Key differences at a glance:
| Aspect | Power BI Desktop | Power BI Service |
|---|---|---|
| Primary use | Authoring | Publishing, sharing, consuming |
| Platform | Windows app (free) | Cloud SaaS (requires Pro/PPU/Premium) |
| Data refresh | Manual, on demand | Scheduled, automatic |
| Collaboration | Single user | Multi-user, role-based access |
| Fabric workloads | No | Yes |
A common interview follow-up: "Can you build reports directly in the Service?" — Yes, the Service has a basic report editor, but it is limited compared to Desktop. Complex data modeling and DAX authoring should always be done in Desktop.
Follow-up 1
Can you explain the main differences between Power BI Service and Power BI Desktop?
The main differences between Power BI Service and Power BI Desktop are:
Deployment: Power BI Service is a cloud-based service, whereas Power BI Desktop is a desktop application.
Collaboration: Power BI Service allows users to collaborate and share reports and dashboards with others, while Power BI Desktop is primarily used for individual report authoring.
Data Refresh: Power BI Service supports automatic data refresh from various data sources, while Power BI Desktop requires manual data refresh.
Advanced Features: Power BI Desktop provides more advanced data modeling and report authoring capabilities compared to Power BI Service.
Licensing: Power BI Service requires a subscription, while Power BI Desktop is free to download and use.
Follow-up 2
What are the advantages and disadvantages of using Power BI Service over Power BI Desktop?
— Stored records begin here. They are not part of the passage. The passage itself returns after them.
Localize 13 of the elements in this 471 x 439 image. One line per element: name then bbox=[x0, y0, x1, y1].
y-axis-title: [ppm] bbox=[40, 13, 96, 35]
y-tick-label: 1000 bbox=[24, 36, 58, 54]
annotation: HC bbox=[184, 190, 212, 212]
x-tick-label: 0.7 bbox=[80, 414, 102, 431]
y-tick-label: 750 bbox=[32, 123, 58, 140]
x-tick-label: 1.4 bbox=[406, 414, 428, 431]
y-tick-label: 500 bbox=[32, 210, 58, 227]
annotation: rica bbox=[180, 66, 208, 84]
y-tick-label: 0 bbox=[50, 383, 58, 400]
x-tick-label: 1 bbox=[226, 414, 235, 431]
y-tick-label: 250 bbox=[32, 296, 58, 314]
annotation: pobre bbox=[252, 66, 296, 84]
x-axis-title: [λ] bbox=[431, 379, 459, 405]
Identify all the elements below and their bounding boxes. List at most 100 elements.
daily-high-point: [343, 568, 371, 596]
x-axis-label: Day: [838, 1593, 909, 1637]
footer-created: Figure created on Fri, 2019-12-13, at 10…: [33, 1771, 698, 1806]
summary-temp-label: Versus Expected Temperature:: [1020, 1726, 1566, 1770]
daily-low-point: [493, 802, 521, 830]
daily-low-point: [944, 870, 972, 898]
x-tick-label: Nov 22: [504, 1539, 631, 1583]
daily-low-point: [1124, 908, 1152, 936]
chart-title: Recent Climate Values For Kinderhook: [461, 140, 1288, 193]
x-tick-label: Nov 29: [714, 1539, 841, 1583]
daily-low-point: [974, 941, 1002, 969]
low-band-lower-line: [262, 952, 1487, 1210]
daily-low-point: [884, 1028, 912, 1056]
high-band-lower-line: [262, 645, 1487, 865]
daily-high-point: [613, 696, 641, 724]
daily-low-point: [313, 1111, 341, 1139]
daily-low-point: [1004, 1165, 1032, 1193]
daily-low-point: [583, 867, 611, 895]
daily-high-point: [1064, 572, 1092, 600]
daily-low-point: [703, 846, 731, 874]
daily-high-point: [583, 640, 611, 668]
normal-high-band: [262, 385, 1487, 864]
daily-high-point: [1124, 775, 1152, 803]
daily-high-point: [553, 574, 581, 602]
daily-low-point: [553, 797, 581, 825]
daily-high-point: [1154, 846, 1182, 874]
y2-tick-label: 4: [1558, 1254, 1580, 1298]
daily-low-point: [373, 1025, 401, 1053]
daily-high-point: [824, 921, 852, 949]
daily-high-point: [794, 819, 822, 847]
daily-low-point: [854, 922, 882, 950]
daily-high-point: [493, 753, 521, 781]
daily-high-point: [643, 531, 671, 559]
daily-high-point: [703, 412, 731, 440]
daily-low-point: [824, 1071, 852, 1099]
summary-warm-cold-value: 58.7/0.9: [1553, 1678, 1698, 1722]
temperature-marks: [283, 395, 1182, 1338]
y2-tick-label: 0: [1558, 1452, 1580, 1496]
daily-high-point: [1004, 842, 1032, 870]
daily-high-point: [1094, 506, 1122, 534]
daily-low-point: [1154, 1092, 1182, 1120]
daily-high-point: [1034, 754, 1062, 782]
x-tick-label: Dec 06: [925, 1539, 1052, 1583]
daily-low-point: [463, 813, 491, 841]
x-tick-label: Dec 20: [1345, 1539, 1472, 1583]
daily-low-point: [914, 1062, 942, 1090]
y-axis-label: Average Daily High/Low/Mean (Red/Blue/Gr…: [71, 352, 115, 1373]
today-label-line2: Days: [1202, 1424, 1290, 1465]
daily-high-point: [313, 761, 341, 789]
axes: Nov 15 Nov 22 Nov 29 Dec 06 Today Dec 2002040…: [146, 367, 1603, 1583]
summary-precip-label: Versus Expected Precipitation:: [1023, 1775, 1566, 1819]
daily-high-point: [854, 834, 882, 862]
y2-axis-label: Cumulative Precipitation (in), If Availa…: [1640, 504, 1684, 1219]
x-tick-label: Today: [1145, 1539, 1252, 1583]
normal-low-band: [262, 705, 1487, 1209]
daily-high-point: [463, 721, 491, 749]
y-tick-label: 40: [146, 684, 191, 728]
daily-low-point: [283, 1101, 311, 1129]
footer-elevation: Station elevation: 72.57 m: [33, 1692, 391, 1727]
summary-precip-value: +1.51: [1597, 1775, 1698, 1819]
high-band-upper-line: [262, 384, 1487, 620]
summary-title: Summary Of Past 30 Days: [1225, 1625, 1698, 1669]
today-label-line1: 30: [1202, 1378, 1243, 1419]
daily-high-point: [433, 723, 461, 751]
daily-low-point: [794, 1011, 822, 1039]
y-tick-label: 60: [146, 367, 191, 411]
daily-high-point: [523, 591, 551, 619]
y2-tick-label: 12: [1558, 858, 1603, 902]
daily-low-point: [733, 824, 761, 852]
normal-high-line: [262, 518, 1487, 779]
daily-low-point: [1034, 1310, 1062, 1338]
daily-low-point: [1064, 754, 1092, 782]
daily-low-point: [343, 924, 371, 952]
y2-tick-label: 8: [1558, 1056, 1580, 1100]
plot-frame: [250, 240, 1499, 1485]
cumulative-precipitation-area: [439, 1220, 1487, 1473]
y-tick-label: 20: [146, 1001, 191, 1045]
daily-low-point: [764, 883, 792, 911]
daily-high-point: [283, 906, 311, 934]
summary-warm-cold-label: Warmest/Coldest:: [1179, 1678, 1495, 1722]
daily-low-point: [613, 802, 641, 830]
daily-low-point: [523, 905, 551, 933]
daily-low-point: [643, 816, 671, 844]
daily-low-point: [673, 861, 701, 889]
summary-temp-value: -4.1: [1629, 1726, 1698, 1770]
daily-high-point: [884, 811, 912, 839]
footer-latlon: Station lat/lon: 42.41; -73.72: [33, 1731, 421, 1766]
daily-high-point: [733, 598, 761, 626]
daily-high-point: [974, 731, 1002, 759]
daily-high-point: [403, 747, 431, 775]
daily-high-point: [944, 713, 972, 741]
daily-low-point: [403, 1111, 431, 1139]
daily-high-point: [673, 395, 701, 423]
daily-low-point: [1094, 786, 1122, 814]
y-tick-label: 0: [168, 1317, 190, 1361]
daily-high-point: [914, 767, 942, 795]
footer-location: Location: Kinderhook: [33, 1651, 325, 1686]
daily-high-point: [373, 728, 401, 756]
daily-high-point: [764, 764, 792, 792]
Advantages of using Power BI Service over Power BI Desktop:
Cloud-based: Power BI Service allows users to access their reports and dashboards from anywhere, as long as they have an internet connection.
Collaboration: Power BI Service enables users to collaborate and share reports with others, making it easier to work together on data analysis and decision-making.
Automatic Data Refresh: Power BI Service supports automatic data refresh from various data sources, ensuring that reports always reflect the latest data.
Disadvantages of using Power BI Service over Power BI Desktop:
Limited Offline Access: Power BI Service requires an internet connection to access reports and dashboards, which can be a limitation in areas with poor connectivity.
Dependency on Cloud: Power BI Service relies on the cloud infrastructure, so any disruptions or outages can impact access to reports and dashboards.
Advanced Features: Power BI Service may not offer the same level of advanced data modeling and report authoring capabilities as Power BI Desktop.
Follow-up 3
Can you give an example of a scenario where you would use Power BI Service instead of Power BI Desktop?
One example of a scenario where you would use Power BI Service instead of Power BI Desktop is when you need to collaborate with a team on data analysis and reporting. Power BI Service allows multiple users to work on the same report or dashboard simultaneously, making it easier to share insights and make data-driven decisions together. Additionally, Power BI Service provides features like data refresh and sharing, which are essential for real-time reporting and collaboration. In this scenario, Power BI Desktop may be used initially to create the report or dashboard, but it would be published to Power BI Service for collaboration and sharing purposes.